San Antonio de los Alemanes, un tesoro escondido.

La Santa, Pontificia y Real Hermandad del Refugio, junto con iglesia de San Antonio de los Alemanes, antes conocida como San Antonio de los Portugueses, forma parte del conjunto hospitalario fundado por Felipe III en 1604 para atender a los súbditos portugueses residentes en Madrid, si bien la construcción del templo no dio comienzo hasta 1624.

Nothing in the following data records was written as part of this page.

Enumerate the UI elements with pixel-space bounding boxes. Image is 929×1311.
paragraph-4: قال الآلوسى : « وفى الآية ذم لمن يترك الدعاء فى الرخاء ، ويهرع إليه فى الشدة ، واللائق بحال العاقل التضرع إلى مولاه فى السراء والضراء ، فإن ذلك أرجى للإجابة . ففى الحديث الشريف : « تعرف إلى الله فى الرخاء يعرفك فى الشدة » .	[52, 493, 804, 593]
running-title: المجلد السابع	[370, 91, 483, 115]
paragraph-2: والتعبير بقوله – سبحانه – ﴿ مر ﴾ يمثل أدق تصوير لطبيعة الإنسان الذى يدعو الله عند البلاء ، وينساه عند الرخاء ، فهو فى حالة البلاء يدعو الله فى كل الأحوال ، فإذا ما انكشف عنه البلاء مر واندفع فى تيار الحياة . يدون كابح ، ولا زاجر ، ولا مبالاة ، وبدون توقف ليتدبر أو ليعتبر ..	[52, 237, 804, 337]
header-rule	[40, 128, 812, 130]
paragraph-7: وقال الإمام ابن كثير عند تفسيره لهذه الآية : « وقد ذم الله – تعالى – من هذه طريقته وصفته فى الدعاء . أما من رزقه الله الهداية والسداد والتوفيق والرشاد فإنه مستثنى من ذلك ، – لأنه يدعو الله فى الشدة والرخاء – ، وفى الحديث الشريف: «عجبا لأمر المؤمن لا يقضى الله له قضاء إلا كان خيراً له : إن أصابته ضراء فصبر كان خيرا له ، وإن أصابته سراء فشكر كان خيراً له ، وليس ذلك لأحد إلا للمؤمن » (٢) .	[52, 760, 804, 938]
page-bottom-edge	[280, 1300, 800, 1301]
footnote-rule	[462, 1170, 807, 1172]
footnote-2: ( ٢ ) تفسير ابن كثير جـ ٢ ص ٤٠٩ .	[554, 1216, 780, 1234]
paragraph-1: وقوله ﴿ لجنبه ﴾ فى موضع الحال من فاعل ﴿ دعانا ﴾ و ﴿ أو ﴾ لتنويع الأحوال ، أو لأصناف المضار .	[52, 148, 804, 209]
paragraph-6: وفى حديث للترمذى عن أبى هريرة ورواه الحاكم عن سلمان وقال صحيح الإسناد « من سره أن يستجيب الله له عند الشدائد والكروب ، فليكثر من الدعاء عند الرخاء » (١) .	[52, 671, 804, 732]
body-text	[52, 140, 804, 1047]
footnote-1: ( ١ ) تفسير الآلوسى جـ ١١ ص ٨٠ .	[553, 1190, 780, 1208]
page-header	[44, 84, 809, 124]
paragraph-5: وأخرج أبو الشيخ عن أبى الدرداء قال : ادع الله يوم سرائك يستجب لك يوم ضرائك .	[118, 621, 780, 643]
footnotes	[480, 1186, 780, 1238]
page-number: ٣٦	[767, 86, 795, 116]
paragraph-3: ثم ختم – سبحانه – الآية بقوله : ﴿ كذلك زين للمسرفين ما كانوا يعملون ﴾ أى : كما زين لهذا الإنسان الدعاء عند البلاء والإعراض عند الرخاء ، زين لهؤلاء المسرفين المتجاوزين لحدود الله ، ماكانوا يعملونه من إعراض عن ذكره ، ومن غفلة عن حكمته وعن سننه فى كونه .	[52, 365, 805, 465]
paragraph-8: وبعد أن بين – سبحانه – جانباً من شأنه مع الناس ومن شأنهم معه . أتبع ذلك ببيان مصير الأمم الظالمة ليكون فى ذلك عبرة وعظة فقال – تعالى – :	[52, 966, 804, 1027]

Mariana de Austria - Velázquez

Tras la separación de España y Portugal en 1640 pasó a denominarse Hospital de los Alemanes, cambio de nombre otorgado por la segunda esposa de Felipe IV, Mariana de Austria, debido a que a partir de ese momento, los beneficiarios del hospital pasaron a ser los peregrinos alemanes que se encontraban de paso en la capital del ya decadente y exhausto imperio español.

iglesia1

Las obras para la construcción de la iglesia, según un proyecto delos arquitectos Pedro Sánchez y Francisco Seseña, duraron hasta 1633. Se trata de un templo de planta central elíptica inscrita en un rectángulo, típico ejemplo del barroco, cubierta con una ligera falsa bóveda diseñada por Coloma y Miteli. Su ornamentación fue encargada a los pintores de la corte, Francisco Ricci y Carreño de Miranda y en ella se representa a San Antonio orando, con un cielo sobre grandes arquitecturas fingidas, que alojan imágenes de Santos portugueses, en honor al nombre inicial de la iglesia.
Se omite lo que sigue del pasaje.